Empreendedorismo

Lições para as próximas gerações das empresas familiares

Confira cinco orientações para jovens que irão integrar, ou já ingressaram, em empresas familiares
É presidente do conselho de administração do Grupo Algar.

Compartilhar:

Sendo um País relativamente novo, a condução das empresas familiares brasileiras ainda está nas mãos de segundas ou terceiras gerações – como é o meu caso, ocupando a terceira geração à frente de um grupo quase centenário, o Grupo Algar, fundado pelo meu avô (Alexandrino Garcia) e depois conduzido pelo meu pai (Luiz Alberto Garcia).

Assim como ocorreu comigo no passado, as quartas gerações estão, nesse exato momento, preparando-se para assumir esse imenso desafio, que vem carregado de uma grande responsabilidade: preservar o legado que foi responsável pelo sucesso até aqui e, ao mesmo tempo, ter a coragem de inovar e construir um futuro próspero. Para elas, alguns breves conselhos de quem já percorreu essa mesma jornada:

__1. Ninguém herda uma empresa ou um ativo.__

Uma nova geração de empresa familiar não herda somente ativos ou empresas, mas muito além disso. O que se herda é o legado familiar, que é intrinsecamente ligado ao propósito da organização. Herdamos os valores, que precisam permanecer sempre vivos, para fortalecer a cultura organizacional. Essa cultura é mais importante do que o próprio negócio em si – pois os negócios são dinâmicos e sempre mudam, mas a cultura, com seus princípios e valores, é perene.

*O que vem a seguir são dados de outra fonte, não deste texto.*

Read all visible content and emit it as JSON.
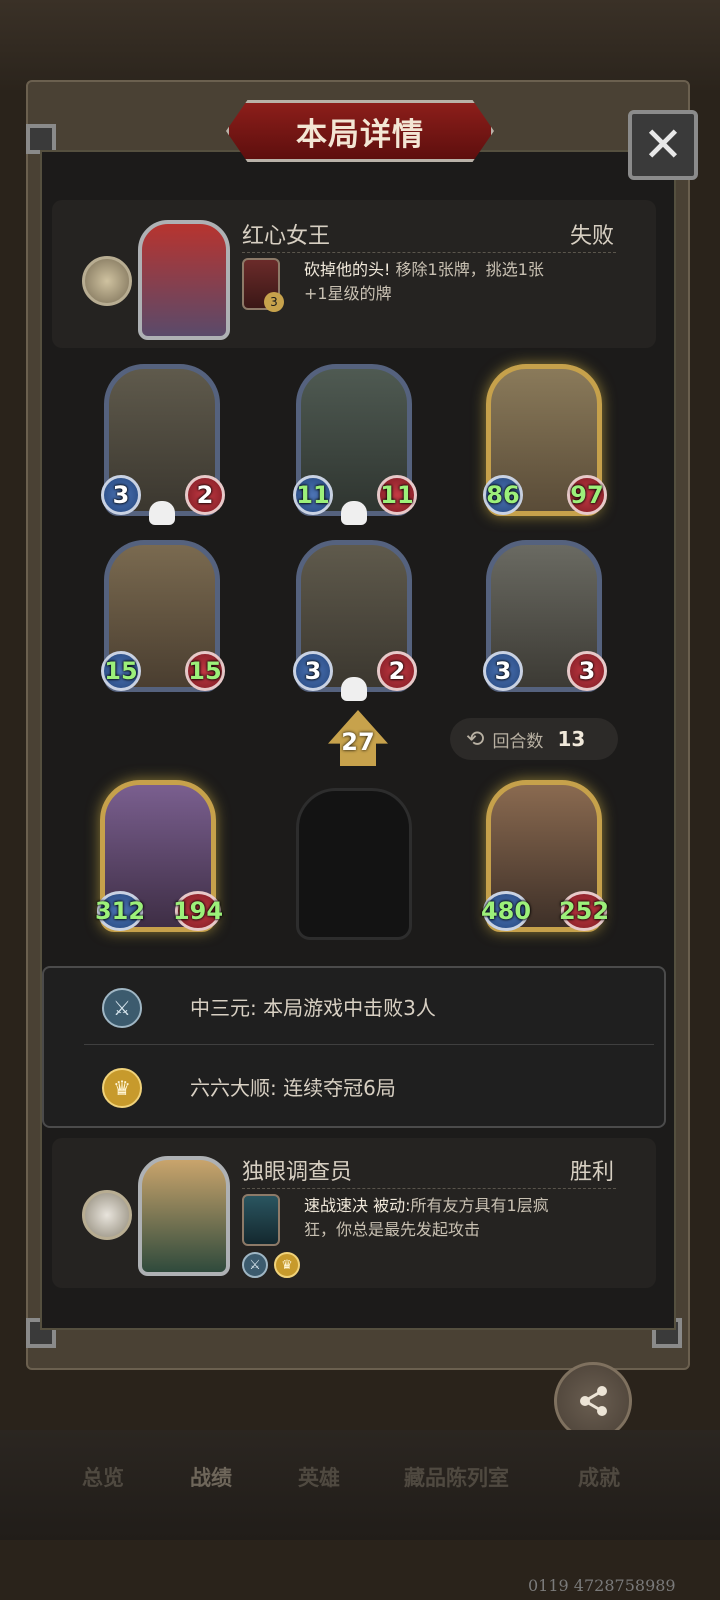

__2. É preciso olhar para fora para buscar as competências necessárias.__

As novas competências, que serão a base das novas gerações, certamente passarão por hard e soft skills muito diferentes das anteriores. Antes de tudo, é preciso investir em uma excelente formação acadêmica, mas tendo clareza de que a parte teórica não se sustenta por si só. Ela é fundamental, porém precisa ser complementada com a vivência, tanto em experiências globais quanto em empresas que não fazem parte do círculo familiar. É importante trabalhar fora, ter um chefe, conhecer diferentes realidades e ter oportunidade de testar diferentes habilidades.

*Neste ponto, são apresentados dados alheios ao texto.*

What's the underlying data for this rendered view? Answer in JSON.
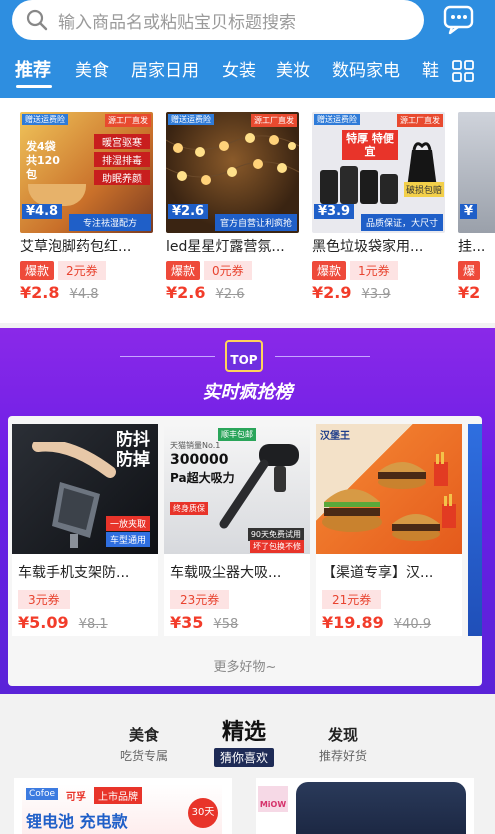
{
  "search": {
    "placeholder": "输入商品名或粘贴宝贝标题搜索"
  },
  "nav_tabs": [
    "推荐",
    "美食",
    "居家日用",
    "女装",
    "美妆",
    "数码家电",
    "鞋"
  ],
  "products": [
    {
      "title": "艾草泡脚药包红...",
      "hot": "爆款",
      "coupon": "2元券",
      "price": "¥2.8",
      "original": "¥4.8",
      "img": {
        "tag_left": "赠送运费险",
        "tag_right": "源工厂直发",
        "headline": "发4袋 共120包",
        "bullets": [
          "暖宫驱寒",
          "排湿排毒",
          "助眠养颜"
        ],
        "price_flag": "¥4.8",
        "band": "专注祛湿配方"
      }
    },
    {
      "title": "led星星灯露营氛...",
      "hot": "爆款",
      "coupon": "0元券",
      "price": "¥2.6",
      "original": "¥2.6",
      "img": {
        "tag_left": "赠送运费险",
        "tag_right": "源工厂直发",
        "price_flag": "¥2.6",
        "band": "官方自营让利疯抢"
      }
    },
    {
      "title": "黑色垃圾袋家用...",
      "hot": "爆款",
      "coupon": "1元券",
      "price": "¥2.9",
      "original": "¥3.9",
      "img": {
        "tag_left": "赠送运费险",
        "tag_right": "源工厂直发",
        "headline": "特厚 特便宜",
        "side": "破损包赔",
        "price_flag": "¥3.9",
        "band": "品质保证，大尺寸"
      }
    },
    {
      "title": "挂...",
      "hot": "爆",
      "coupon": "",
      "price": "¥2",
      "original": "",
      "img": {
        "tag_left": "",
        "tag_right": "",
        "price_flag": "¥",
        "band": ""
      }
    }
  ],
  "flash": {
    "badge": "TOP",
    "title": "实时疯抢榜",
    "more": "更多好物~",
    "items": [
      {
        "title": "车载手机支架防...",
        "coupon": "3元券",
        "price": "¥5.09",
        "original": "¥8.1",
        "img": {
          "line1": "防抖",
          "line2": "防掉",
          "tag1": "一放夹取",
          "tag2": "车型通用"
        }
      },
      {
        "title": "车载吸尘器大吸...",
        "coupon": "23元券",
        "price": "¥35",
        "original": "¥58",
        "img": {
          "brand": "顺丰包邮",
          "sub": "天猫销量No.1",
          "big": "300000",
          "unit": "Pa超大吸力",
          "tag": "终身质保",
          "note": "90天免费试用",
          "note2": "坏了包换不修"
        }
      },
      {
        "title": "【渠道专享】汉...",
        "coupon": "21元券",
        "price": "¥19.89",
        "original": "¥40.9",
        "img": {
          "brand": "汉堡王"
        }
      }
    ]
  },
  "bottom_tabs": [
    {
      "title": "美食",
      "sub": "吃货专属"
    },
    {
      "title": "精选",
      "sub": "猜你喜欢"
    },
    {
      "title": "发现",
      "sub": "推荐好货"
    }
  ],
  "feed": [
    {
      "brand": "Cofoe",
      "brand2": "可孚",
      "tag": "上市品牌",
      "headline": "锂电池 充电款",
      "badge": "30天"
    },
    {
      "brand": "MiOW"
    }
  ],
  "colors": {
    "header": "#2e8ee0",
    "accent": "#f23c2a",
    "flash_bg": "#6a1ee6"
  }
}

__3. Não podemos ter medo do erro inteligente.__

Ao assumirem posições em empresas de controle familiar, as novas gerações muitas vezes se sentem podadas ou com receio de tomar as decisões erradas e prejudicar um negócio já consolidado pelos antecessores. Porém, elas precisam se lembrar de que só há uma maneira de conseguir inovar e fazer diferente: testando. Para isso, não podemos ter medo de errar. Permitir-se o “erro inteligente” é imprescindível para quem deseja aprender, evoluir e construir um novo futuro para uma companhia.

__4. O sucessor deve ser diferente do sucedido.__

É inegável que existe muita pressão para as novas gerações de empresas familiares, mas algo que pode aliviar esse fardo é que ninguém espera que o sucessor seja igual ao sucedido. Isso tanto não faz sentido quanto seria, inclusive, prejudicial. Nessa lógica, é preciso considerar ainda que os desafios enfrentados por cada geração, em épocas distintas, são dinâmicos. No lugar de tentar se espelhar, o caminho é se inspirar e se diferenciar, sempre com paixão e respeito pelo legado que foi deixado.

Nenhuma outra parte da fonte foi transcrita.